The Rise of User-generated Data Labeling - Blog

Cheetah uses supervised learning techniques to catch its prey. That’s a bizarre, random out-of-the-blue statement you may say. But, think about it. A cheetah has adapted a very refined approach to hunting by honing its skills through practice, observation, experience, and computation.

Much like training datasets to create a spectacular AI model. They’re trained and taught continuously until they’re able to operate on their own. The marvelous cheetah species too goes through a similar process until it can anticipate the escape tactics of various prey and modulate its speed for rapid turns – and not just rely on its agility and speed. Cognition is achieved through immense training and the core of this process is Data Labeling.

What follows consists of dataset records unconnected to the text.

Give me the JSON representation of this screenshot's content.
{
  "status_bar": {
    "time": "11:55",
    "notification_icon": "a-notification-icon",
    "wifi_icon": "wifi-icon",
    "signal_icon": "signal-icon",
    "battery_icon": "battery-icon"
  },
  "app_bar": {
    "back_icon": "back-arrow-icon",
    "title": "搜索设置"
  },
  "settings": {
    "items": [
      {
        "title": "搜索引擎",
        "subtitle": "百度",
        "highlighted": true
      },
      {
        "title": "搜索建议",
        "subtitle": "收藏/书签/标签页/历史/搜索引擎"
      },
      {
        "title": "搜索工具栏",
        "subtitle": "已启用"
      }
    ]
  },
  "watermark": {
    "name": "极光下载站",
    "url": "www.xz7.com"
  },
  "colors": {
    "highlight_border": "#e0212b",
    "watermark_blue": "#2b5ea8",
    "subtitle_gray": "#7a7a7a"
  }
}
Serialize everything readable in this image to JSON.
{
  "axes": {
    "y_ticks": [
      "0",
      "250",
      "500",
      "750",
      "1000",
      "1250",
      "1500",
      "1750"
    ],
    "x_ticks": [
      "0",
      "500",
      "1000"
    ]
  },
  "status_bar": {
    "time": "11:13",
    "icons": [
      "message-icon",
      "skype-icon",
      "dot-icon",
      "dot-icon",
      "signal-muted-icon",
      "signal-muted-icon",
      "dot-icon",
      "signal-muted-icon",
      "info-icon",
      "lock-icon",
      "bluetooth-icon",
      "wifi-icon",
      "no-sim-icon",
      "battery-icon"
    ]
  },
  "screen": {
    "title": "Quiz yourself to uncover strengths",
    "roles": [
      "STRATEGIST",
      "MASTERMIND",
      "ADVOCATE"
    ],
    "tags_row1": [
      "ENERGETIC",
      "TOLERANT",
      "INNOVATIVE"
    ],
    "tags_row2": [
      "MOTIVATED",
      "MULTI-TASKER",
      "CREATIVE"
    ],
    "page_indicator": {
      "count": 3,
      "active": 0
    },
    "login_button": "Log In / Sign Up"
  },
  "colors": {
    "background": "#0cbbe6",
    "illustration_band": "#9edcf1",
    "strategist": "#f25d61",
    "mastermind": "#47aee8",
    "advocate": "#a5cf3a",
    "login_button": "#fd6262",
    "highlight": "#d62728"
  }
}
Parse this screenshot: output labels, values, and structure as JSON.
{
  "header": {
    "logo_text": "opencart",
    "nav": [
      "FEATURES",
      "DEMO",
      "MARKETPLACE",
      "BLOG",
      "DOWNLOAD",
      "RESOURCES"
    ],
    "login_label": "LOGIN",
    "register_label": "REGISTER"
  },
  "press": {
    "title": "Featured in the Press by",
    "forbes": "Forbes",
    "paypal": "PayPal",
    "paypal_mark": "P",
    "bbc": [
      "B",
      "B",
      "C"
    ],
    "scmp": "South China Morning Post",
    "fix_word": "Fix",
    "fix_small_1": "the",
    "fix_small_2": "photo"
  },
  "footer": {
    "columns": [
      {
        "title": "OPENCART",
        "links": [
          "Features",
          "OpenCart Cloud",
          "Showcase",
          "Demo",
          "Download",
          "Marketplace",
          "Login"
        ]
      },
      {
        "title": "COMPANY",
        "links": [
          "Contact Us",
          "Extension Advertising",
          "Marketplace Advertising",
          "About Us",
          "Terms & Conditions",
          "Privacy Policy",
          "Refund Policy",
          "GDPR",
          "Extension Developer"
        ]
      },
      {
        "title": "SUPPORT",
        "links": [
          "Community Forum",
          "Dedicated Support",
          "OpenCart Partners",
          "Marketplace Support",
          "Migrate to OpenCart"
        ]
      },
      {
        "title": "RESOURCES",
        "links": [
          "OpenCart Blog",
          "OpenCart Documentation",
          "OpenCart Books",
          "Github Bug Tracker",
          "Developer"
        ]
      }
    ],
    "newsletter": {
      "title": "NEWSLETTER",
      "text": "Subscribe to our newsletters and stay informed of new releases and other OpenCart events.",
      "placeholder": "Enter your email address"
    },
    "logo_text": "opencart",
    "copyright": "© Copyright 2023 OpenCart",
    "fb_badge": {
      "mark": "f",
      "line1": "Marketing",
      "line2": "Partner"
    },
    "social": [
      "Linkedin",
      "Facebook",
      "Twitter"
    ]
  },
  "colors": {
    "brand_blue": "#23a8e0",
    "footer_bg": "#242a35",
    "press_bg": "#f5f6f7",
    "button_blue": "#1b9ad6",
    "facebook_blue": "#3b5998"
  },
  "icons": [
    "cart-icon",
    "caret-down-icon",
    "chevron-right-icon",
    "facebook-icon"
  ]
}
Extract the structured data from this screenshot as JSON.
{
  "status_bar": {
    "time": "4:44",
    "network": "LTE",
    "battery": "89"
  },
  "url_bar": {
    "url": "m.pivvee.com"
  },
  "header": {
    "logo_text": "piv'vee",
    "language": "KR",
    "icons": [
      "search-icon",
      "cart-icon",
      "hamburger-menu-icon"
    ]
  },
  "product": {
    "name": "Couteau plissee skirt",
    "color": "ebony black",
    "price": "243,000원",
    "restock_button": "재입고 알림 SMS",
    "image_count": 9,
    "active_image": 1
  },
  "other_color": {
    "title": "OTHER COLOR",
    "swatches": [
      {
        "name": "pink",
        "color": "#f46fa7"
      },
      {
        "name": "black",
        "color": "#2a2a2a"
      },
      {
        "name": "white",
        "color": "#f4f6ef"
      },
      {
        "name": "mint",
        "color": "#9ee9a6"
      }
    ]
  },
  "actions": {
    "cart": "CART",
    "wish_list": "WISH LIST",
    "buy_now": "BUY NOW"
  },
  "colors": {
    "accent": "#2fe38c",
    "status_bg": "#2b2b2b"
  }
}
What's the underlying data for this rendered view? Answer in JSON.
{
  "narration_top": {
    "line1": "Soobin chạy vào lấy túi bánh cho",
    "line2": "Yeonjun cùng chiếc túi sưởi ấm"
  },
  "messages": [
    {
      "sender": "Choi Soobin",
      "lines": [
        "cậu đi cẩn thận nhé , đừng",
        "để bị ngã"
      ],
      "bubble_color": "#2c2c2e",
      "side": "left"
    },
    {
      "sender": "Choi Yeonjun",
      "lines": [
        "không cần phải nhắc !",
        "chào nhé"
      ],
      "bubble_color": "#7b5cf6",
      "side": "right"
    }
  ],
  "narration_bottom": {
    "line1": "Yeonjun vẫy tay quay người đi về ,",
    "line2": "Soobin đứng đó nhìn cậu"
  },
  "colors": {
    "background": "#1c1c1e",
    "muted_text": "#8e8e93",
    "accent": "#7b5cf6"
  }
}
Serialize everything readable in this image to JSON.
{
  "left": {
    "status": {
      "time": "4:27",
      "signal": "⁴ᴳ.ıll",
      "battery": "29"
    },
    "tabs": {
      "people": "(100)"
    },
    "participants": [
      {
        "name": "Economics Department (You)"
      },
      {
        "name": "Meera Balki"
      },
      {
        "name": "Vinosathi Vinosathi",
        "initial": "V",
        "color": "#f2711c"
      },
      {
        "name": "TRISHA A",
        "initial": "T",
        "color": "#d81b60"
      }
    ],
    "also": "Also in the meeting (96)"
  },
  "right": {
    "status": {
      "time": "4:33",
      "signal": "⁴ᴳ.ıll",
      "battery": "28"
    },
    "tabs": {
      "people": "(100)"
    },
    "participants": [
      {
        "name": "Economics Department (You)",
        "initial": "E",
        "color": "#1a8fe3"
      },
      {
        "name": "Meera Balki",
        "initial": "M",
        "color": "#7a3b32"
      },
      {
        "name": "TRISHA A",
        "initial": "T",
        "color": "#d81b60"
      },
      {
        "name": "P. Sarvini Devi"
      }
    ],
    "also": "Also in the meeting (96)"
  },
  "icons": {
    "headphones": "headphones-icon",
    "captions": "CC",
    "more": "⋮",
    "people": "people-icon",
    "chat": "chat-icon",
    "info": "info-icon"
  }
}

This is an essential prerequisite that helps your machine learning algorithms to “learn” based on the labeled input. Now, there are several ways to do this – self-managed human labor, outsource to individuals/companies, third-party managed labeling providers, and more.

But, let’s say your project is humongous and needs data labeling to be done continuously – while you’re on-the-go, sleeping, or eating. That’s when you need to get it done for free. Of course, it can be outsourced, but if you consider the cost, probabilities covered, and accuracy achieved, I’m sure you’d appreciate user-generated Data Labeling.

I’ve got 6 interesting examples to help you understand this, let’s dive right in!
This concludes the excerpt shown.